Let $g_i$ be the $i^{th}$ prime gap $p_{i+1}-p_i.$
If we rearrange the sequence $ (g_{n,i})_{i=1}^n$ so that for any finite $n$, if the gaps are arranged from smallest to largest, we have a new sequence $(\hat{g}_{n,i})_{i=1}^n.$
For example, for $n = 10,$
$$(g_{10,i})_{i=1}^{10} = 1, 2, 2, 4, 2, 4, 2, 4, 6, 2; $$ $$(\hat{g}_{10,i})_{i=1}^{10} = 1, 2, 2, 2, 2, 2, 4, 4, 4, 6. $$
We can ask about the number of elements of the original sequence, which are fixed under the sorting operation. For the example above $g_i = \hat{g}_i$ for $i = 1,2,3,5,8.$
The number of elements fixed by sorting appears to grow in a familiar way. Letting $f(n)$ be the number fixed for given $n$:
$$\begin{array}{c | c | c | c | c | c | c | c | } n & 500 & 5000 & 50000 & 500000 & 1000000 & 2000000 \\ \hline f(n) & 82 & 614 & 4843 & 39072 & 74195 & 141777 \end{array}$$
For comparison, $n$ and $\pi(n)$ (number of primes not exceeding $n$) are:
$$\begin{array}{c | c | c | c | c | c | c | c |} n & 500 & 5000 & 50000 & 500000 & 1000000 & 2000000 \\ \hline \pi(n) & 95 & 669 & 5133 & 41538 & 78498 & 148933 \end{array}$$
and the ratio $f(n)/\pi(n)$ at least for the numbers above appears to approach 1.
So my question is whether this might be an indirect consequence of the prime number theorem?
Edit:
This process seems to approximate the number of primes on intervals generally. For example, if we sort the prime gaps from $g_{120000}$ to $g_{127000}$, 556 are fixed. And $\pi(127000) - \pi(120000) = 600.$ So maybe a better way of putting the question is, why might it be true that
$$ f(g_m,g_{m+1},...,g_k) \approx \pi(k) - \pi(m)?$$
Some things I have looked at. The prime number theorem gives us that $(g_n)$ is not monotone. I don't have an idea to support the suggestion that $f(n)/n \sim 1/\log n.$ If the probability (loosely speaking) that $g_k = \hat{g_k}$ is $1/\log n$ then maybe this can be explained in terms of the multiplicity, in some average sense, of $g_k$ in a particular finite sequence of gaps.
It occurs to me that if the number of gaps less than $n$ of size (say) 2 is $k(n),$ it is not possible to understand the probabilities involved without knowing whether $k(n)$ is bounded as $n$ gets large. So maybe the idea can be shown to be incorrect but showing it to be correct might require answering the threshold question about gaps.
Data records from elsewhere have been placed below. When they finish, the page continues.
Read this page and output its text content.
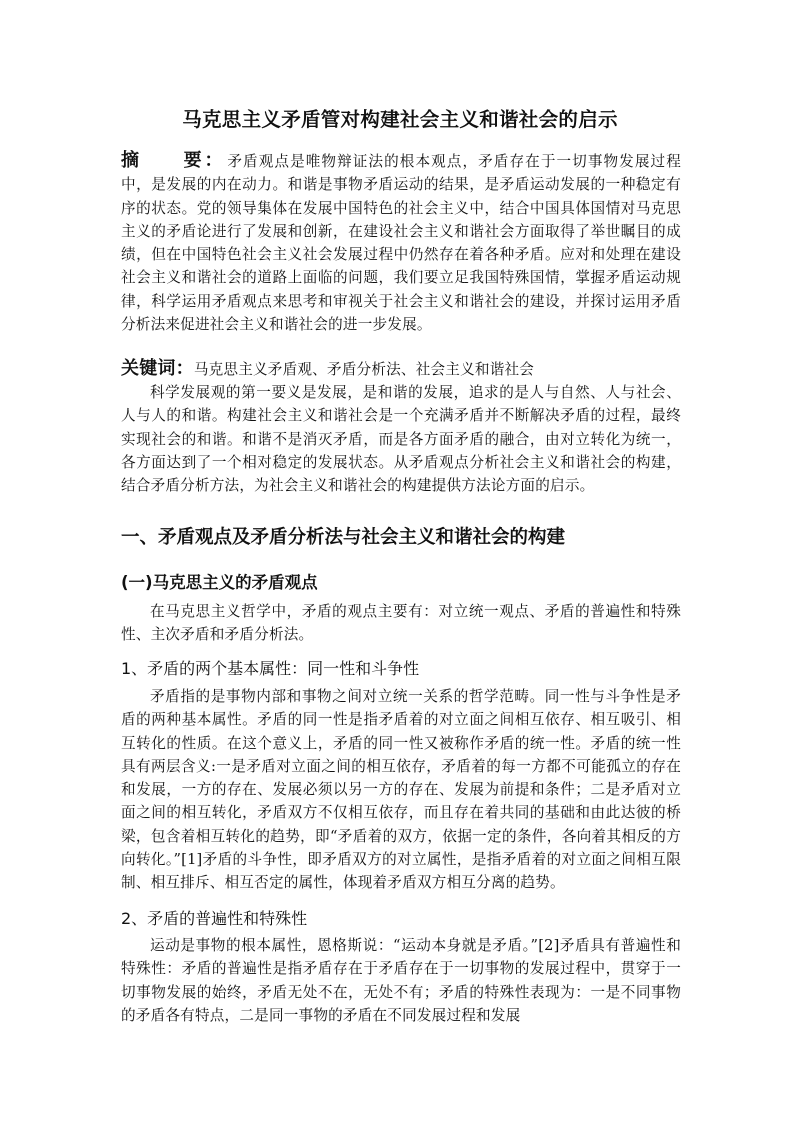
马克思主义矛盾管对构建社会主义和谐社会的启示

摘　　要： 矛盾观点是唯物辩证法的根本观点，矛盾存在于一切事物发展过程中，是发展的内在动力。和谐是事物矛盾运动的结果，是矛盾运动发展的一种稳定有序的状态。党的领导集体在发展中国特色的社会主义中，结合中国具体国情对马克思主义的矛盾论进行了发展和创新，在建设社会主义和谐社会方面取得了举世瞩目的成绩，但在中国特色社会主义社会发展过程中仍然存在着各种矛盾。应对和处理在建设社会主义和谐社会的道路上面临的问题，我们要立足我国特殊国情，掌握矛盾运动规律，科学运用矛盾观点来思考和审视关于社会主义和谐社会的建设，并探讨运用矛盾分析法来促进社会主义和谐社会的进一步发展。

关键词：马克思主义矛盾观、矛盾分析法、社会主义和谐社会

科学发展观的第一要义是发展，是和谐的发展，追求的是人与自然、人与社会、人与人的和谐。构建社会主义和谐社会是一个充满矛盾并不断解决矛盾的过程，最终实现社会的和谐。和谐不是消灭矛盾，而是各方面矛盾的融合，由对立转化为统一，各方面达到了一个相对稳定的发展状态。从矛盾观点分析社会主义和谐社会的构建，结合矛盾分析方法，为社会主义和谐社会的构建提供方法论方面的启示。

一、矛盾观点及矛盾分析法与社会主义和谐社会的构建
(一)马克思主义的矛盾观点

在马克思主义哲学中，矛盾的观点主要有：对立统一观点、矛盾的普遍性和特殊性、主次矛盾和矛盾分析法。

1、矛盾的两个基本属性：同一性和斗争性

矛盾指的是事物内部和事物之间对立统一关系的哲学范畴。同一性与斗争性是矛盾的两种基本属性。矛盾的同一性是指矛盾着的对立面之间相互依存、相互吸引、相互转化的性质。在这个意义上，矛盾的同一性又被称作矛盾的统一性。矛盾的统一性具有两层含义:一是矛盾对立面之间的相互依存，矛盾着的每一方都不可能孤立的存在和发展，一方的存在、发展必须以另一方的存在、发展为前提和条件；二是矛盾对立面之间的相互转化，矛盾双方不仅相互依存，而且存在着共同的基础和由此达彼的桥梁，包含着相互转化的趋势，即“矛盾着的双方，依据一定的条件，各向着其相反的方向转化。”[1]矛盾的斗争性，即矛盾双方的对立属性，是指矛盾着的对立面之间相互限制、相互排斥、相互否定的属性，体现着矛盾双方相互分离的趋势。

2、矛盾的普遍性和特殊性

运动是事物的根本属性，恩格斯说：“运动本身就是矛盾。”[2]矛盾具有普遍性和特殊性：矛盾的普遍性是指矛盾存在于矛盾存在于一切事物的发展过程中，贯穿于一切事物发展的始终，矛盾无处不在，无处不有；矛盾的特殊性表现为：一是不同事物的矛盾各有特点，二是同一事物的矛盾在不同发展过程和发展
Taking the suggestion above as true, assuming infinite gaps of all lengths (a conjecture of Polignac) and letting $c_k(n)$ be the number of prime gaps of length $k$ for given $n,$ if we assume also something akin to a well-distributed property in the distribution of gaps of length $k$ (which follows in a qualified way from a conjecture of Hardy-Littlewood$^1$) we have a simplification of notation based on geometry:
$$ f(n) \approx S = \frac{1}{n}\sum_{k = 1}^{n} c_k(n)^2\approx \frac{n}{\log n}.$$
If nothing else, the expression conveys the idea of an average. While it doesn't seem fortuitous I cannot justify it.
Some numbers:
$$\begin{array}{c | c | c |c | } n & S & \pi(n) & S/ \pi(n) \\ \hline 100 & 21.01 & 25 &0.8404 \\ \hline 1000 & 145.13 & 168 &0.8638\\ \hline 10000 & 1071.45 & 1229 &0.8718\\ \hline 100000 &8562.17& 9592& 0.8926 \\ \hline \end{array}$$
Edit:
Looking carefully at @Sophie's comment below, I get comparable results and so I think it is correct. Can't prove it.
$^1$ See Conjectures 3.2, 3.4 of this very readable note by Chris Caldwell (also, this updated 2021 note).